Arnold Palmer wasn't the King when he arrived at Weston Golf and Country Club on the northwest edge of Toronto that summer, just a near-broke tour pro travelling with his new bride, Winnie, in a trailer. A successful golfer at Wake Forest University and winner of the 1954 U.S. Amateur, Palmer was still looking for his first win on tour. "I was getting a little frustrated because I hadn't won up to that point," he later said. "It started happening and it was a very special week. My game seemed to come to me." He opened with a career-low tying 64 and never looked back, heading into the final round with a six-shot lead over a deep field that included the likes of Jimmy Demaret and Sam Snead. Palmer shot 70 in the final found to win by four. He called it the kicking-off point for his career and the 61 PGA Tour wins that followed.


Then-Canadian Open sponsor Imperial Tobacco commissioned a trophy to recognize the golfer who won the U.S. Open, British Open and Canadian Open in a single year. Lee Trevino did it in a single month, as he fit in a playoff victory at Richelieu Valley outside Montreal between his win at the U.S. Open and at the British, a week later at Royal Birkdale. The wind was blowing and that suited Trevino's low-ball, Texas style. He opened with a 73, not bad given the distractions - "All those French girls in those hot pants are driving me crazy," he said - but recovered with rounds of 68, 67 and 67. He birdied the first playoff hole against Art Wall and when he later won at Royal Birkdale, earned a $25,000 bonus from Imperial Tobacco and a unique niche in golf lore that he so far has only had to share with Tiger Woods.


It didn't matter who won the 1977 Open, a star had already been born: Glen Abbey Golf Club held its first Canadian championship, forever linking the tournament with one of golf's greatest names, as the Abbey was Jack Nicklaus's first solo design project. The challenge was to create a course that could test the best in the world, remain enjoyable for everyday golf while incorporating facilities that could enhance the spectator experience as well. This week, the Abbey is hosting its 25th Canadian Open and is viewed as a success on all fronts. It got a deserving inaugural champion too in the form of Trevino, who won his second of three Canadian titles by four shots over Peter Oosterhuis.


It was the perfect shot to end the perfect summer. There were a record 50,000 people at Glen Abbey to watch Tiger Woods stalk his prey in September of 2000, going for his ninth win of the season. There were 1.5-million Canadians watching on television at home. The Tiger effect? That was a 315-per-cent ratings increase over the previous year, for those keeping count. Tied with Woods heading into the Sunday, New Zealand's Grant Waite pushed the legend to the limit. With Woods leading by a shot, Waite landed an iron pin-high on the par-five 18th to give himself a makeable eagle chance, forcing Woods's hand. Woods responded by famously ripping a 6-iron 218 yards out of the bunker, over water, dead at the flag and into the memories of everyone who saw it.

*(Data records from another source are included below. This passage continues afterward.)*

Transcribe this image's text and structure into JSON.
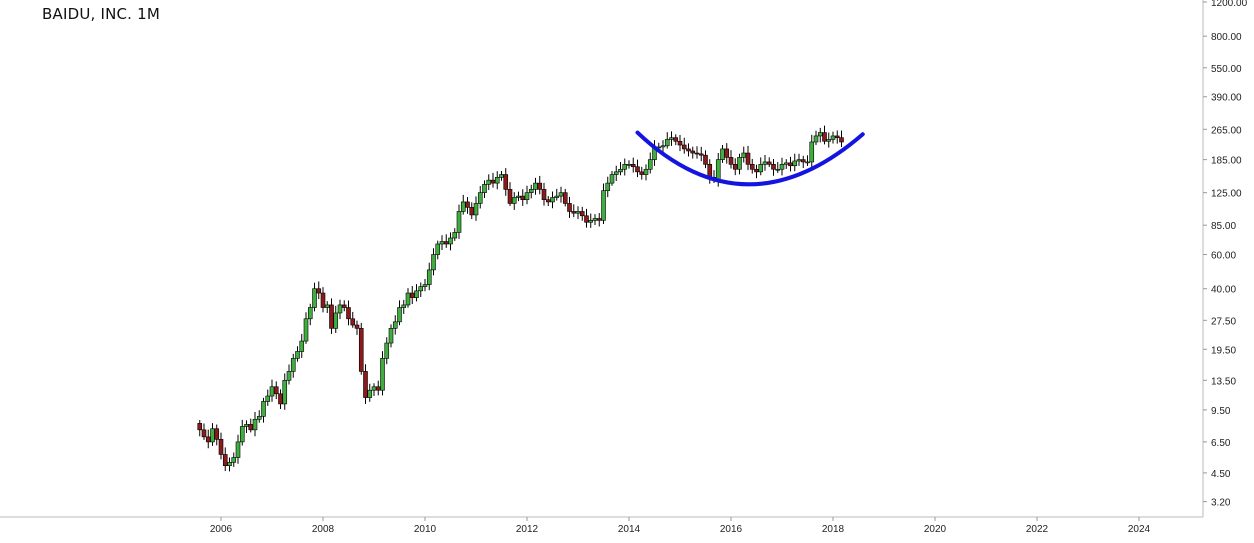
{
  "chart_data": {
    "type": "candlestick",
    "title": "BAIDU, INC. 1M",
    "interval": "monthly",
    "y_scale": "log",
    "y_ticks": [
      "1200.00",
      "800.00",
      "550.00",
      "390.00",
      "265.00",
      "185.00",
      "125.00",
      "85.00",
      "60.00",
      "40.00",
      "27.50",
      "19.50",
      "13.50",
      "9.50",
      "6.50",
      "4.50",
      "3.20"
    ],
    "x_ticks": [
      "2006",
      "2008",
      "2010",
      "2012",
      "2014",
      "2016",
      "2018",
      "2020",
      "2022",
      "2024"
    ],
    "start_month": "2005-08",
    "closes": [
      7.5,
      6.9,
      6.5,
      7.6,
      6.7,
      5.6,
      4.9,
      5.1,
      5.4,
      6.5,
      7.8,
      8.0,
      7.5,
      8.5,
      8.8,
      10.5,
      11.2,
      12.5,
      11.5,
      10.2,
      13.5,
      15,
      17.5,
      19,
      21.5,
      28,
      32,
      40,
      38,
      32,
      33,
      25,
      30,
      33,
      32,
      28,
      26,
      25,
      15,
      11,
      12,
      12.5,
      12,
      17.5,
      21,
      25,
      27,
      32,
      33,
      38,
      36,
      39,
      41,
      42,
      50,
      60,
      68,
      70,
      68,
      73,
      78,
      100,
      112,
      105,
      96,
      110,
      125,
      138,
      145,
      140,
      150,
      155,
      130,
      110,
      118,
      120,
      115,
      125,
      130,
      140,
      130,
      115,
      112,
      118,
      120,
      125,
      110,
      100,
      98,
      100,
      95,
      88,
      90,
      92,
      90,
      128,
      140,
      155,
      160,
      165,
      175,
      175,
      170,
      160,
      155,
      165,
      185,
      215,
      215,
      218,
      235,
      240,
      230,
      220,
      210,
      205,
      200,
      198,
      195,
      175,
      150,
      145,
      185,
      210,
      190,
      175,
      165,
      190,
      200,
      175,
      165,
      160,
      175,
      180,
      175,
      165,
      165,
      175,
      178,
      172,
      182,
      185,
      180,
      180,
      228,
      245,
      255,
      230,
      235,
      245,
      240,
      228
    ],
    "colors": {
      "up": "#3fae3f",
      "down": "#8b1a1a",
      "wick": "#000000",
      "annotation": "#1414e0"
    },
    "annotation": {
      "type": "rounding-bottom-arc",
      "points": [
        [
          "2014-03",
          255
        ],
        [
          "2016-05",
          138
        ],
        [
          "2018-08",
          250
        ]
      ]
    },
    "grid": false
  }
}
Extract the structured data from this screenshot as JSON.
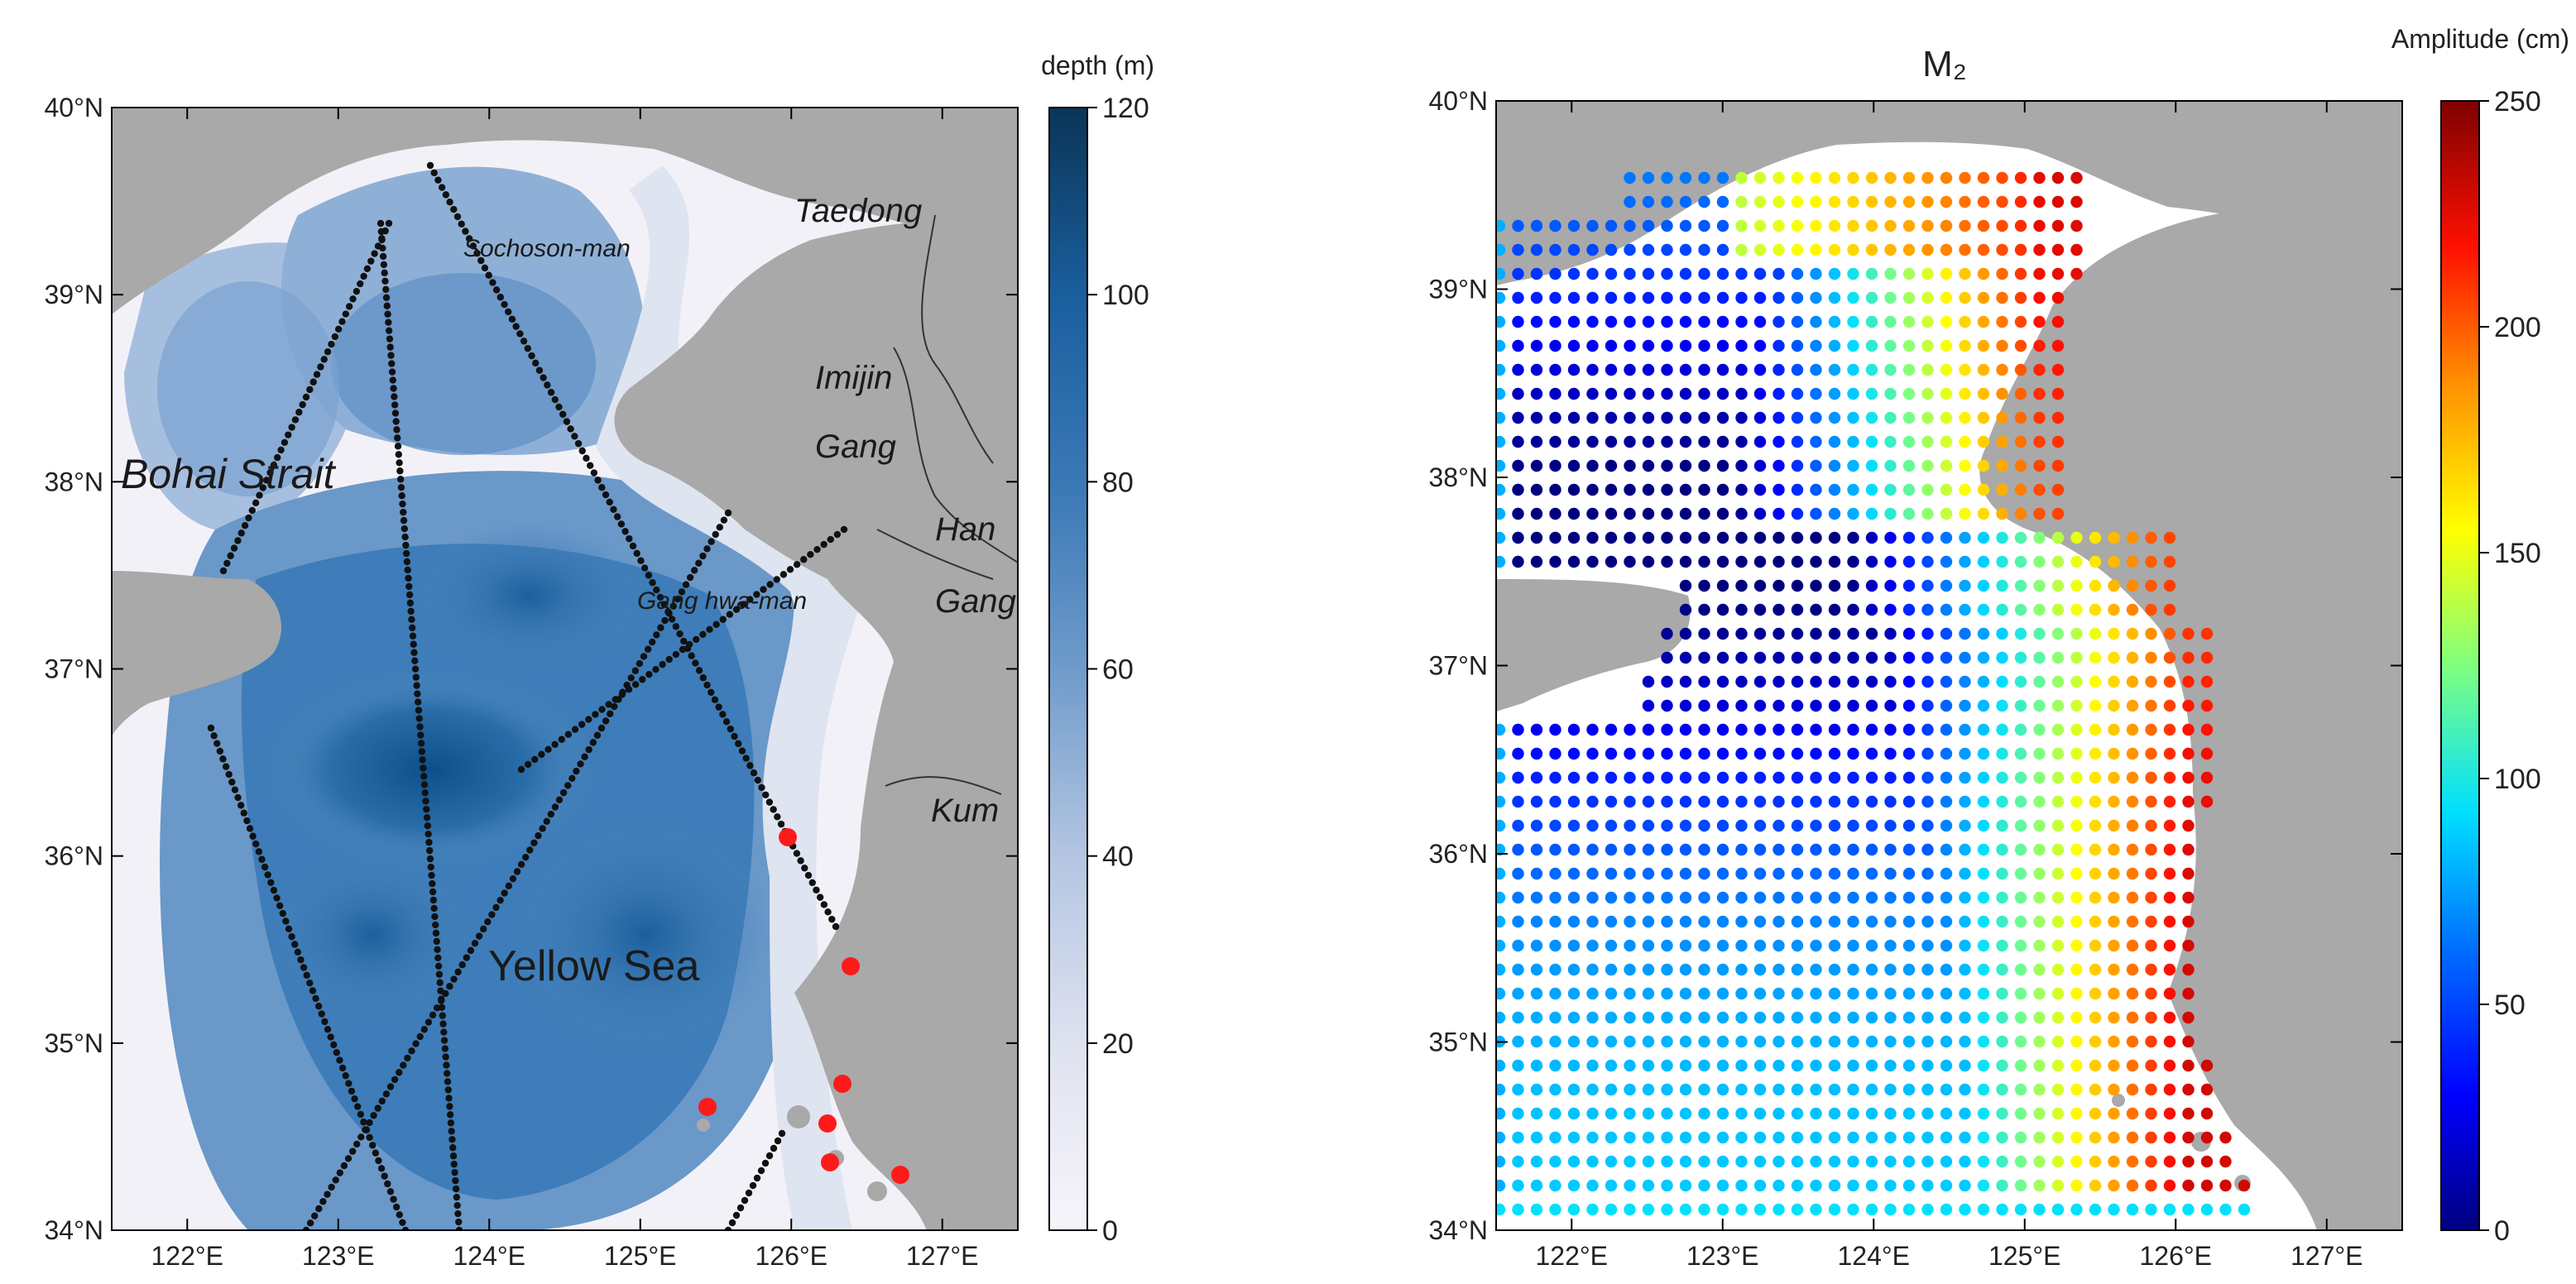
{
  "left_map": {
    "colorbar": {
      "title": "depth (m)",
      "ticks": [
        0,
        20,
        40,
        60,
        80,
        100,
        120
      ],
      "range": [
        0,
        120
      ],
      "colors": [
        "#f7f4fb",
        "#cdd6ea",
        "#9db6d9",
        "#6b98c7",
        "#3f7ab6",
        "#1c5f9f",
        "#0a3f6e"
      ]
    },
    "y_ticks": [
      "34°N",
      "35°N",
      "36°N",
      "37°N",
      "38°N",
      "39°N",
      "40°N"
    ],
    "x_ticks": [
      "122°E",
      "123°E",
      "124°E",
      "125°E",
      "126°E",
      "127°E"
    ],
    "labels": {
      "bohai": "Bohai Strait",
      "sochoson": "Sochoson-man",
      "taedong": "Taedong",
      "imijin": "Imijin",
      "gang1": "Gang",
      "han": "Han",
      "gang2": "Gang",
      "ganghwa": "Gang hwa-man",
      "kum": "Kum",
      "yellow": "Yellow Sea"
    },
    "colors": {
      "land": "#a9a9a9",
      "track": "#111111",
      "station": "#ff1a1a"
    }
  },
  "right_map": {
    "title": "M₂",
    "colorbar": {
      "title": "Amplitude (cm)",
      "ticks": [
        0,
        50,
        100,
        150,
        200,
        250
      ],
      "range": [
        0,
        250
      ],
      "colors": [
        "#00007f",
        "#0000ff",
        "#007fff",
        "#00ffff",
        "#7fff7f",
        "#ffff00",
        "#ff7f00",
        "#ff0000",
        "#7f0000"
      ]
    },
    "y_ticks": [
      "34°N",
      "35°N",
      "36°N",
      "37°N",
      "38°N",
      "39°N",
      "40°N"
    ],
    "x_ticks": [
      "122°E",
      "123°E",
      "124°E",
      "125°E",
      "126°E",
      "127°E"
    ],
    "colors": {
      "land": "#a9a9a9",
      "sea": "#ffffff"
    }
  }
}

A Canadian hasn't won their national championship since Fletcher in 1954. But no Canadian came as close as Mike Weir did 50 years later. It was a remarkable tournament at Glen Abbey. Vijay Singh was in the midst of one of the greatest seasons in modern golf history. Weir was a season removed from his Masters win. It was the 50th anniversary of Fletcher's victory and the 100th anniversary of the Canadian Open. Flags were flying at half-mast to honour Canadian golf great Moe Norman, who died the week the 2004 event began. On the final day, Weir of Bright's Grove, Ont., stumbled after leading by three with eight holes to play, but had putts to win on the 72nd hole of regulation and a five-footer on the second playoff hole, failing to make either, leaving Singh the sheepish champion and Weir the devastated loser.